Ufficialmente riaperto dopo un anno e mezzo il cantiere della riforma delle regole di bilancio (congelato nel marzo 2020) ci si interroga su natura e tempi delle discussioni tra i governi che cominceranno molto presto: già nella prossima riunione dell’8 novembre all’Eurogruppo ci sarà “un primo giro di tavolo” per decidere come procedere. Il vero negoziato avverrà più avanti, i prossimi tre mesi serviranno ai governi per mettere a punto le posizioni di partenza. D’altra parte una proposta precisa ancora non c’è: è attesa la prossima primavera se non ci saranno sbarramenti in corso d’opera. In primavera la Commissione definirà il quadro di riferimento per preparare le leggi di bilancio 2023, e il confronto tra i governi su questo durerà qualche tempo. Sicuramente entro l’anno una decisione sul “che fare” del patto di stabilità dovrà essere presa dato che resterà in frigorifero per tutto il 2022 e, allora, tutte le economie avranno abbondantemente recuperato il pil perduto con la pandemia. Hanno un bel dire i “frugali” e i loro nuovi alleati che il ritorno alle regole e la loro riforma sono argomenti separati: è una visione totalmente irrealistica.

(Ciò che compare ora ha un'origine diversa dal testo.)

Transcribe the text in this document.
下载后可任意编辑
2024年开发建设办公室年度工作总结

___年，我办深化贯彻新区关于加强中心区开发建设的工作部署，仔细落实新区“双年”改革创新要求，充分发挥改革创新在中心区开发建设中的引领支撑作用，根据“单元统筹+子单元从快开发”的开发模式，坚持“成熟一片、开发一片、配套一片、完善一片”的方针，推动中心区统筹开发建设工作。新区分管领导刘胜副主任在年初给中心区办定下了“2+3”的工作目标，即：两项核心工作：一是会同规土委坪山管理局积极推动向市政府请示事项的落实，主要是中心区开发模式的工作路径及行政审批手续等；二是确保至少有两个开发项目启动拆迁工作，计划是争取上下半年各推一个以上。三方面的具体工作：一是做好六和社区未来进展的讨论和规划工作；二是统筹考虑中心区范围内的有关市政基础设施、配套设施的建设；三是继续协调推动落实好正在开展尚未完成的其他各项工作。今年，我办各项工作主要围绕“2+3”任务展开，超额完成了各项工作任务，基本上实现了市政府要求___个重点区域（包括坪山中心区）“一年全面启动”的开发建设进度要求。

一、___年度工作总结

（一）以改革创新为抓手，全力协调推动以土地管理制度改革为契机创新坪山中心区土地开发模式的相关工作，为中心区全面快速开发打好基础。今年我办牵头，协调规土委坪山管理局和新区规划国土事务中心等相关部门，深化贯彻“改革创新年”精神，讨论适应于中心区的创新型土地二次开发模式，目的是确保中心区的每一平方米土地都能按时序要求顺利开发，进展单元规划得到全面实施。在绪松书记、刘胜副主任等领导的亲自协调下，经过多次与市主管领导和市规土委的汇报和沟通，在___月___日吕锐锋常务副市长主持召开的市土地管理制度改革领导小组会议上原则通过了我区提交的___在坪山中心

I perni del negoziato sono essenzialmente tre: stabilire che certi investimenti, segnatamente nella transizione verde, avranno quella che il commissario Gentiloni chiama “corsia preferenziale” – di fatto la cosiddetta “golden rule”; definire i principi di un percorso di riduzione del debito che non contraddica l’esigenza di sostenere la crescita dato che le regole in vigore rendono ciò impossibile a meno di non applicarle; assicurare un modo (uno strumento) per stabilizzare le economie sulla scia dell’operazione anticrisi di Next Generation EU. Tutti e tre i temi sono sensibili, divisivi perché chiamano in causa il grado di fiducia tra gli Stati. Il rischio che si riacutizzino i classici contrasti Nord-Sud, temporaneamente accantonati ma non superati nella pandemia e da Next Generation EU, è più che reale e già ve ne sono le avvisaglie.
Nell’ipotesi minimalista, alla fine se ne uscirà con un accordo su regole di riferimento per i deficit pubblici semplificate (con una specifica sulla spesa) e una estensione della flessibilità agli investimenti nella transizione ecologica/digitale. Rimandando scelte più radicali di modifica della legislazione all’anno prossimo. Si rientrerebbe nella classica area dell’interpretazione dell’interpretazione delle regole attuali che aprirebbe sì spazi, ma troppo ai margini del necessario. Non va sottovalutata l’impressionante dimensione degli investimenti annuali necessari nei prossimi anni: 650 miliardi all’anno solo per la transizione verde e digitale al 2030. Non si realizzeranno senza una forte e costante spinta pubblica. Proprio questa esigenza, che “incombe” su tutti come ha ricordato il commissario Gentiloni, potrebbe fare davvero la differenza nel negoziato.
I ministri finanziari dovranno mettersi d’accordo innanzitutto sull’obiettivo politico che intendono porsi a breve (entro il 2022 per gestire il 2023) e a medio periodo. Poi sugli strumenti relativi da utilizzare: modifica regole o comunicazione interpretativa della Commissione. Inquadrare in un senso o nell’altro la discussione ne delineerà le potenzialità e i limiti. Per questo ora l’attenzione si sposta sulla riunione di novembre dell’Eurogruppo.